We come finally now to the last act, the last decision that he took of an almost complete turn, a full cycle. It was his considerate deliberate decision to move out of the physical material scene and take his station just in the background from where he could move and direct things more effectively.
I have spoken of Sri Aurobindo’s life as a series of radical turns that changed the movement, the mode of life, almost radically every time the turn came. The turn meant a break with the past and a moving into the future. We have a word for this phenomenon of radical and unforeseen change. You know the word, it is intervention. Intervention means, as the Mother has explained to us more than once, the entry of a higher, a greater force from another world into the already existent world. Into the familiar established mode of existence that runs on the routine of some definite rules and regulations, the Law of the present, there drops all on a sudden another mode of being and consciousness and force, a Higher Law which obliterates or changes out of recognition the familiar mode of living; it is thus that one rises from level to level, moves out into wider ranges of being, otherwise one stands still, remains for ever what he is, stagnant, like an unchanging clod or at the most a repetitive animal. The higher the destiny, the higher also the source of intervention, that is to say, more radical – more destructive yet more creative – destructive of the past, creative of the future.
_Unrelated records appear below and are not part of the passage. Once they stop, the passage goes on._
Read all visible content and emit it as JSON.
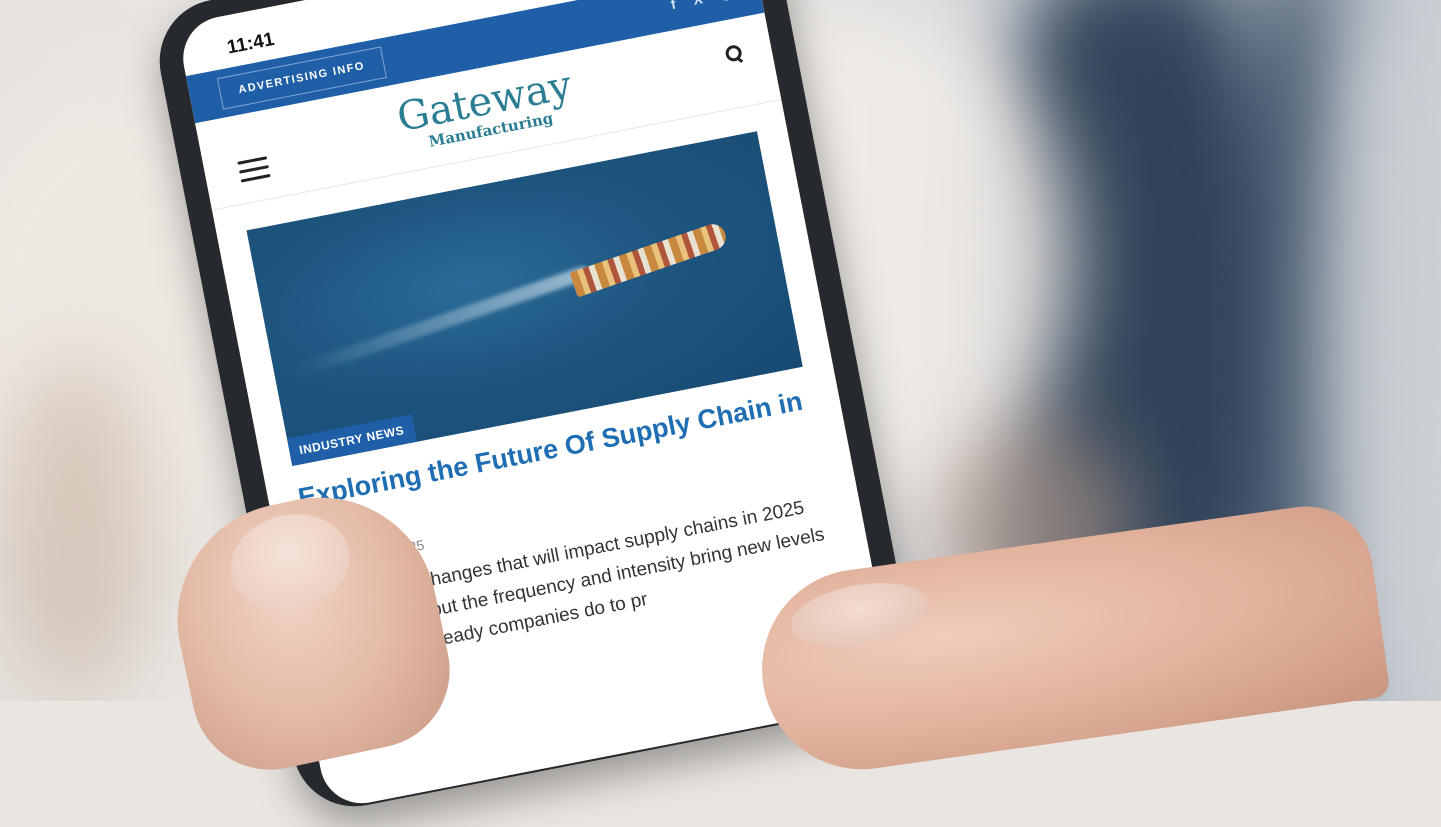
{
  "status_bar": {
    "time": "11:41"
  },
  "topbar": {
    "advertising_label": "ADVERTISING INFO",
    "social": [
      "f",
      "X",
      "◎"
    ]
  },
  "header": {
    "logo_main": "Gateway",
    "logo_sub": "Manufacturing"
  },
  "article": {
    "category": "INDUSTRY NEWS",
    "title": "Exploring the Future Of Supply Chain in 2025",
    "date": "February 14, 2025",
    "excerpt": "Many of the changes that will impact supply chains in 2025 are not new, but the frequency and intensity bring new levels of strain to already companies do to pr"
  },
  "icons": [
    "menu-icon",
    "search-icon",
    "signal-icon",
    "wifi-icon",
    "battery-icon",
    "facebook-icon",
    "x-icon",
    "instagram-icon"
  ]
}
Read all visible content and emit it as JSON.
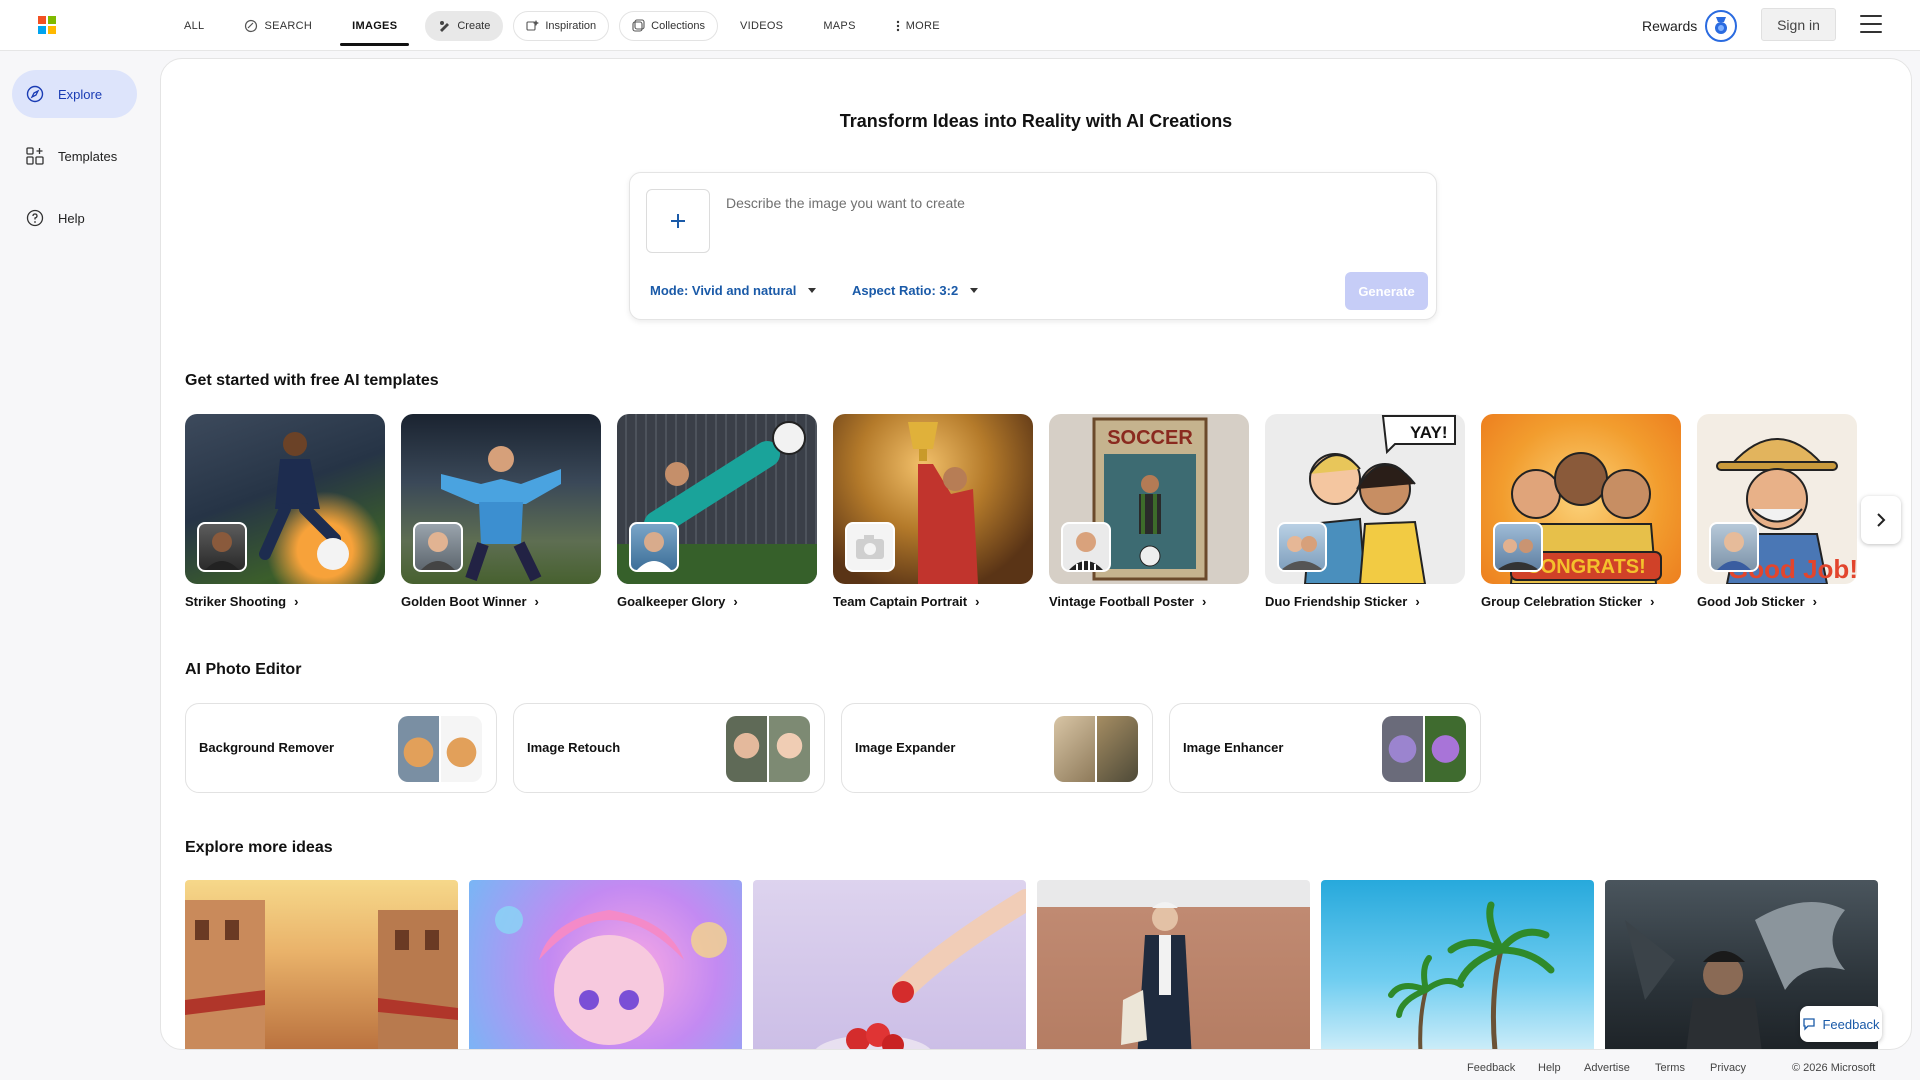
{
  "nav": {
    "all": "ALL",
    "search": "SEARCH",
    "images": "IMAGES",
    "create": "Create",
    "inspiration": "Inspiration",
    "collections": "Collections",
    "videos": "VIDEOS",
    "maps": "MAPS",
    "more": "MORE"
  },
  "header": {
    "rewards": "Rewards",
    "sign_in": "Sign in"
  },
  "sidebar": {
    "items": [
      {
        "label": "Explore",
        "icon": "compass-icon",
        "active": true
      },
      {
        "label": "Templates",
        "icon": "templates-icon",
        "active": false
      },
      {
        "label": "Help",
        "icon": "help-icon",
        "active": false
      }
    ]
  },
  "hero": {
    "title": "Transform Ideas into Reality with AI Creations",
    "placeholder": "Describe the image you want to create",
    "mode": "Mode: Vivid and natural",
    "aspect": "Aspect Ratio: 3:2",
    "generate": "Generate"
  },
  "templates": {
    "title": "Get started with free AI templates",
    "items": [
      {
        "label": "Striker Shooting"
      },
      {
        "label": "Golden Boot Winner"
      },
      {
        "label": "Goalkeeper Glory"
      },
      {
        "label": "Team Captain Portrait"
      },
      {
        "label": "Vintage Football Poster"
      },
      {
        "label": "Duo Friendship Sticker"
      },
      {
        "label": "Group Celebration Sticker"
      },
      {
        "label": "Good Job Sticker"
      }
    ]
  },
  "editor": {
    "title": "AI Photo Editor",
    "items": [
      {
        "label": "Background Remover"
      },
      {
        "label": "Image Retouch"
      },
      {
        "label": "Image Expander"
      },
      {
        "label": "Image Enhancer"
      }
    ]
  },
  "explore": {
    "title": "Explore more ideas"
  },
  "feedback_button": "Feedback",
  "footer": {
    "feedback": "Feedback",
    "help": "Help",
    "advertise": "Advertise",
    "terms": "Terms",
    "privacy": "Privacy",
    "copyright": "© 2026 Microsoft"
  },
  "colors": {
    "accent": "#1a5aa8",
    "active_bg": "#dde4fb",
    "generate_disabled": "#c6cdf7"
  }
}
I have spoken of the passing away of Sri Aurobindo as a phenomenon of intervention, a great decisive event in view of the work to be done. Even so we may say that his birth too was an act of intervention, a deliberate divine intervention. The world needed it, the time was ripe and the intervention happened and that was his birth as an embodied human being – to which we offer our salutation and obeisance today.
The century salutes a divine birth and a death divine, ushering in a century of diviner moment.